Une branche chargée de fleurs rouges s’élève et découvre la Dame Verte, debout au bord de l’eau. Elle parle, et Cendrelune peu à peu s’approche d’elle. Elle, lui dit que ce lieu est le seul Paradis ; dès l’instant où elle y sera entrée, Cendrelune deviendra immortelle ; mais pour en être digne, il faut tout oublier, et la Dame Verte exige de Cendrelune cette parole : « Je t’aime comme ma mère et plus que ma mère. » Cendrelune éclate en sanglots et refuse. Elle était si petite quand sa mère est morte, qu’elle ne se rappelle plus son visage ; elle se rappelle seulement qu’elle l’aimait plus que tout ; un Paradis où elle n’est pas ne peut être le vrai Paradis… « Le soir, ma mère se penchait sur mon lit, elle me berçait, elle chantait. » Alors la Dame Verte se penche vers Cendrelune et chante très doucement une chanson que l’enfant, tremblante d’émotion, reconnaît. Cendrelune relève la tête, comprend qui lui parle, qui l’a appelée, qui l’a sauvée, elle s’écrie : « Maman ! » et sa mère, la portant dans les bras, lui fait passer le seuil du Parc tandis que le Chœur des Enfants Enchantés se mêle aux voix des deux saintes qui pleurent son âme perdue.
DE
CENDRELUNE
transcription de l’autographe de la lettre de
Pierre Louÿs à Claude Debussy
10 rue Gustave Doré
E. V.
Mon cher Claude.
Je n’ai rien fait de la soirée et j’ai passé tout mon temps à ruminer Cendrelune. — Sais-tu que c’est très mauvais ? Et que ça n’intéressera personne ? Ou alors si je l’écris franchement et d’une façon intéressante, cela révoltera la majorité ? En somme le sujet est devenu la lutte de deux religions autour d’une malheureuse petite paysanne qui finit par lâcher l’Église pour le temple de Dêmêtêr. (!!) Je crois qu’on pourrait en faire un livre mais mettre cela au théâtre en 1895, il n’y a pas moyen. Cela paraîtra pédant, inutile et ennuyeux. Un sujet comme celui-là a besoin de 75 paragraphes d’explication que nous ne pouvons pas faire réciter par les personnages. C’est une légende qui ne rentre dans aucun cadre, comprends-tu ?
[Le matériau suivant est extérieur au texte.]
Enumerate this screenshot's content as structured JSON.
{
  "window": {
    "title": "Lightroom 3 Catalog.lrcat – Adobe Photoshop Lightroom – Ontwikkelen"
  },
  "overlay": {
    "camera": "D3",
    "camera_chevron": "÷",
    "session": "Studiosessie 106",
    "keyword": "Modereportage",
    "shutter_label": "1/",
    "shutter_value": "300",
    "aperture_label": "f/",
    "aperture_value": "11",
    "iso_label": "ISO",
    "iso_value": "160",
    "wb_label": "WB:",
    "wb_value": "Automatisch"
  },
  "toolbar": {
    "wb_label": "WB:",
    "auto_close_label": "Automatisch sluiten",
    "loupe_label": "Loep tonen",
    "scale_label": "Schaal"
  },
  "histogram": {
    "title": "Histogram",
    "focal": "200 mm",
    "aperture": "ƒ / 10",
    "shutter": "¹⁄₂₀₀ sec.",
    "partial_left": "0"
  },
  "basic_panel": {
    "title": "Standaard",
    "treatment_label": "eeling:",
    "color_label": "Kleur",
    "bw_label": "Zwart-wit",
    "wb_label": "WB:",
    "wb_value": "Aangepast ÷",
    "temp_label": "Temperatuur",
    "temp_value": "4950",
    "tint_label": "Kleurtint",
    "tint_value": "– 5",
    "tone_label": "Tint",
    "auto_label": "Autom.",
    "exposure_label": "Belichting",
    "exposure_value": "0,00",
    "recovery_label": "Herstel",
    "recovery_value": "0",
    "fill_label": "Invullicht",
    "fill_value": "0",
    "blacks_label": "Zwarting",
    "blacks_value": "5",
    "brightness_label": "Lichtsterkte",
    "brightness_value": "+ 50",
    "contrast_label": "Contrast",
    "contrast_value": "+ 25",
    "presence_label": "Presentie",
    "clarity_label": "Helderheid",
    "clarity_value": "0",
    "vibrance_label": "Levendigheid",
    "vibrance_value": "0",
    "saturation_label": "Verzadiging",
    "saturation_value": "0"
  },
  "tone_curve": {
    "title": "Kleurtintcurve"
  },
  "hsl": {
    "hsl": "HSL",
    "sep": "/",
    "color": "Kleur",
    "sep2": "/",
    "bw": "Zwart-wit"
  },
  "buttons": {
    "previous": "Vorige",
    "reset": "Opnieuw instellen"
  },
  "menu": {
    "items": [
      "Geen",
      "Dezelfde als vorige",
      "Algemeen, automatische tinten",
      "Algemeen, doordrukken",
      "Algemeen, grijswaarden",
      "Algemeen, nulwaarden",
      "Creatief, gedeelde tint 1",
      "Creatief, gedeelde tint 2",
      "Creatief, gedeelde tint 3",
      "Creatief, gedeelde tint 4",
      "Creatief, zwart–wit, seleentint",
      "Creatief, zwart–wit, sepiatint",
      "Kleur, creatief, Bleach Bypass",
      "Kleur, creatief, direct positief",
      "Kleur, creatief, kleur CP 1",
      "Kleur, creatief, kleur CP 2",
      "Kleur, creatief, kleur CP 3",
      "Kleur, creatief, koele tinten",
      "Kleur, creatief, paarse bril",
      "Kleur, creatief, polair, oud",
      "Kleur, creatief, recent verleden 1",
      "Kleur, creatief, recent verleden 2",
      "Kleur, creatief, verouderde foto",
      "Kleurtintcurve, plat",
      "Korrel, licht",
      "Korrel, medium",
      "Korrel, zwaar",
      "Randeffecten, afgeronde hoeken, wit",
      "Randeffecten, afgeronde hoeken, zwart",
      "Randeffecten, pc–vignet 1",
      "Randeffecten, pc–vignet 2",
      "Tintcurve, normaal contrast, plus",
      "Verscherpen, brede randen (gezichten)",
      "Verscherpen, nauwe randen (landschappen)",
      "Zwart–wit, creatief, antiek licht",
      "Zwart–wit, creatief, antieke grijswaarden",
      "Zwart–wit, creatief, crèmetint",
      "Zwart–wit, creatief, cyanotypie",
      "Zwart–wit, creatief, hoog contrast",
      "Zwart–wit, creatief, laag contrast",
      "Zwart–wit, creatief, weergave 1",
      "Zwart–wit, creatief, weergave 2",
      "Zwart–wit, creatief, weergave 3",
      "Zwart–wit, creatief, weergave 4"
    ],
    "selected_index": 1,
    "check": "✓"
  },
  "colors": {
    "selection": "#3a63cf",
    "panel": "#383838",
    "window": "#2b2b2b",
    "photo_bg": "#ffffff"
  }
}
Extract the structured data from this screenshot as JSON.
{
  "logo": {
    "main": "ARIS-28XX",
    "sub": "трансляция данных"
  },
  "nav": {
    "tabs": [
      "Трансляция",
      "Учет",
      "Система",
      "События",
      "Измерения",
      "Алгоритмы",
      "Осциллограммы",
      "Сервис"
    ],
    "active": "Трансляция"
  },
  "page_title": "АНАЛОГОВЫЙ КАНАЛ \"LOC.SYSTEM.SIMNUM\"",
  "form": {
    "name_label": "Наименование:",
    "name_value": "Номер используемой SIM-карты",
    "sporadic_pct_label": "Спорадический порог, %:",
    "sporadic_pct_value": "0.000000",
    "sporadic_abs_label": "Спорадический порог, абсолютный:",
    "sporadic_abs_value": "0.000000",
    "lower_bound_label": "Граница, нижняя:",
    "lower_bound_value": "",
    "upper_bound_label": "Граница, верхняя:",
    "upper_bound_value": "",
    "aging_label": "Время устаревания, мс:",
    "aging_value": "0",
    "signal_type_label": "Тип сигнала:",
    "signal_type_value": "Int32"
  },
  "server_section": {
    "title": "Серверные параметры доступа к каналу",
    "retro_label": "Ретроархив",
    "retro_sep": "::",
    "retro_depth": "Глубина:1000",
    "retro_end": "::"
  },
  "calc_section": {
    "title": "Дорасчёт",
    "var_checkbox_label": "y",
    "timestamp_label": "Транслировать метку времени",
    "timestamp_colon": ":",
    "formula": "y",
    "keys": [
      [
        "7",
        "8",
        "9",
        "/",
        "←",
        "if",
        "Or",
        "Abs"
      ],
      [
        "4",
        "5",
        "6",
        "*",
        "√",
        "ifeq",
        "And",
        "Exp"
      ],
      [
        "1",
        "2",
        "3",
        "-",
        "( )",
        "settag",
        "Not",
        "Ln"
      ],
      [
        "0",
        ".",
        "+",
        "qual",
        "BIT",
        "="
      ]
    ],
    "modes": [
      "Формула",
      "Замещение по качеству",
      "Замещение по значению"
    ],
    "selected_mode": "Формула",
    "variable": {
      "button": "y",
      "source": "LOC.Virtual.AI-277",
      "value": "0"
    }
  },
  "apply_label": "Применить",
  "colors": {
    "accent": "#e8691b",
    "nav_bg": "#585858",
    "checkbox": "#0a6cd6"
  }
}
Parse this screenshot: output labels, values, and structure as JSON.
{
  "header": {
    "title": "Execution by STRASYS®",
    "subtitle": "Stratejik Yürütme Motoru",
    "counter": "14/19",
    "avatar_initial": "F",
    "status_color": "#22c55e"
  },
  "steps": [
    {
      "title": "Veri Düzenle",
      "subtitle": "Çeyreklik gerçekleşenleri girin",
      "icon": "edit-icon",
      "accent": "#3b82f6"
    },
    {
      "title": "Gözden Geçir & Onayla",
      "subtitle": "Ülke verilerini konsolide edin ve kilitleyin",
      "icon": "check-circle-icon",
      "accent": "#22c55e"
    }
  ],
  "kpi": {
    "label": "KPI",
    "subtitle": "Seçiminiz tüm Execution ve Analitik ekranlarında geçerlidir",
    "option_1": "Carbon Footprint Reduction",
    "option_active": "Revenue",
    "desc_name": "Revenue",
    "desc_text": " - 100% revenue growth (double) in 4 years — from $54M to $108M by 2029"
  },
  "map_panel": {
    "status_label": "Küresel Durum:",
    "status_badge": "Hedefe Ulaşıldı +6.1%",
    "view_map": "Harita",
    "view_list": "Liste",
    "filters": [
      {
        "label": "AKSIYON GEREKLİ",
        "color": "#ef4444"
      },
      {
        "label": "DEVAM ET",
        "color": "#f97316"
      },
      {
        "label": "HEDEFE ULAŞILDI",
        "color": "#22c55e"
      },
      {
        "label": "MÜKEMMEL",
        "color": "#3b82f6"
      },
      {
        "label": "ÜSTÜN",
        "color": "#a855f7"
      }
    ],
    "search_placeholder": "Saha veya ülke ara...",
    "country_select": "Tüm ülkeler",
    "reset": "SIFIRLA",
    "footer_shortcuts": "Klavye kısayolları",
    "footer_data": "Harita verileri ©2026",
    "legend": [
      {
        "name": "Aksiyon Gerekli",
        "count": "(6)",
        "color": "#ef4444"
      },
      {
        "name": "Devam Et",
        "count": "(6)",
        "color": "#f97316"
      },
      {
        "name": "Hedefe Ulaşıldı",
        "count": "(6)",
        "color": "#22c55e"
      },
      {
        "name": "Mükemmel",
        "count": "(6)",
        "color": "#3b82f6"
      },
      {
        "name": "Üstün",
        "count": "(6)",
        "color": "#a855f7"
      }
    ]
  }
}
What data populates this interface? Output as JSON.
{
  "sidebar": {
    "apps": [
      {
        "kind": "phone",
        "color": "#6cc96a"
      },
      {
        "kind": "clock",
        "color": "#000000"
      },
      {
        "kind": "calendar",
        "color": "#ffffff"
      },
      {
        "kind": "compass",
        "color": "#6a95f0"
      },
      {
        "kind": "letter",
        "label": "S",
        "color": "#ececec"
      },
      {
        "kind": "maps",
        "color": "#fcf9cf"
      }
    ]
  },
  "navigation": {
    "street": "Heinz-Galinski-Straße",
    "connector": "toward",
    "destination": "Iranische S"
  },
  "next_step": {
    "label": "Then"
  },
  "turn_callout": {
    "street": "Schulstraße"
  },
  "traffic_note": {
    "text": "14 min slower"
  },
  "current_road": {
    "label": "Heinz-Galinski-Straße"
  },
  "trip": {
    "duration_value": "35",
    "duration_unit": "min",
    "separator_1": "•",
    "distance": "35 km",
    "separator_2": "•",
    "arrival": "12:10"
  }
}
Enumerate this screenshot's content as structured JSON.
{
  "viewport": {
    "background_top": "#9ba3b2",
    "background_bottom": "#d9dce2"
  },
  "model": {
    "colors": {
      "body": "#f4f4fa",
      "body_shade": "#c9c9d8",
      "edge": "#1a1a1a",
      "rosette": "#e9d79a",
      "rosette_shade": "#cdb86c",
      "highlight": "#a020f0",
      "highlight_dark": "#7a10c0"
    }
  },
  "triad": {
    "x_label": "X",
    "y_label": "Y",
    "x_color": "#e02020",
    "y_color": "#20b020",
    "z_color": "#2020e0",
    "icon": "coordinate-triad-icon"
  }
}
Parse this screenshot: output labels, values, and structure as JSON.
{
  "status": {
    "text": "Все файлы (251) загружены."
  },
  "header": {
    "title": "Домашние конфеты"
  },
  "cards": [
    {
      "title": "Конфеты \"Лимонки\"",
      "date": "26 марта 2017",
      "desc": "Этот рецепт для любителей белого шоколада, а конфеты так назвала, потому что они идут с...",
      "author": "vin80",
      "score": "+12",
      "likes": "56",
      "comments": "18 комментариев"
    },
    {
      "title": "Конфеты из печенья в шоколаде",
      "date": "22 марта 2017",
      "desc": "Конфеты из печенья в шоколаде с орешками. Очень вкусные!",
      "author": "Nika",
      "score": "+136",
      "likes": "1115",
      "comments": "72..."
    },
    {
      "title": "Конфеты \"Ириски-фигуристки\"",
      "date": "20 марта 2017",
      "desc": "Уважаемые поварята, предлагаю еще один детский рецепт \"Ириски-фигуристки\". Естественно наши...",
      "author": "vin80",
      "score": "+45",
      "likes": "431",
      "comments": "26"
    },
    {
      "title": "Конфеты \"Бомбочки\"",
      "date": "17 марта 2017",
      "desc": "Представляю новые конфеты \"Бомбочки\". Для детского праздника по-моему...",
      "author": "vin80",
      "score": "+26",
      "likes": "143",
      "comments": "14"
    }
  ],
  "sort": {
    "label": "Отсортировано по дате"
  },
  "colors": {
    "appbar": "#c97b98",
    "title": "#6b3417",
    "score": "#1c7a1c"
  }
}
Il me semble que si tu veux faire autre chose que Pélléas, nous devrions prendre un thème connu que je rajeunirais le mieux possible et qui ne dérouterait pas les gens. (Mon idée de derrière la tête ce serait de te faire faire un Faust, mais tu ne voudras sans doute pas.) Veux-tu une Psyché, le conte le plus dramatique et le plus charmant qu’il y ait ? Ariane serait trop grand opéra ; mais il y en a d’autres. Comme ces sujets-là sont fixes, il suffirait d’une soirée pour en faire le scénario. Toute l’originalité serait dans les paroles. Crois bien que ce serait assez.
Nous en parlerons ensemble.
Cette lettre ne veut pas dire du tout que si tu tiens quand même à Cendrelune, je ne la ferais pas. Mais réfléchis, — dans ton intérêt, comme disent les oncles.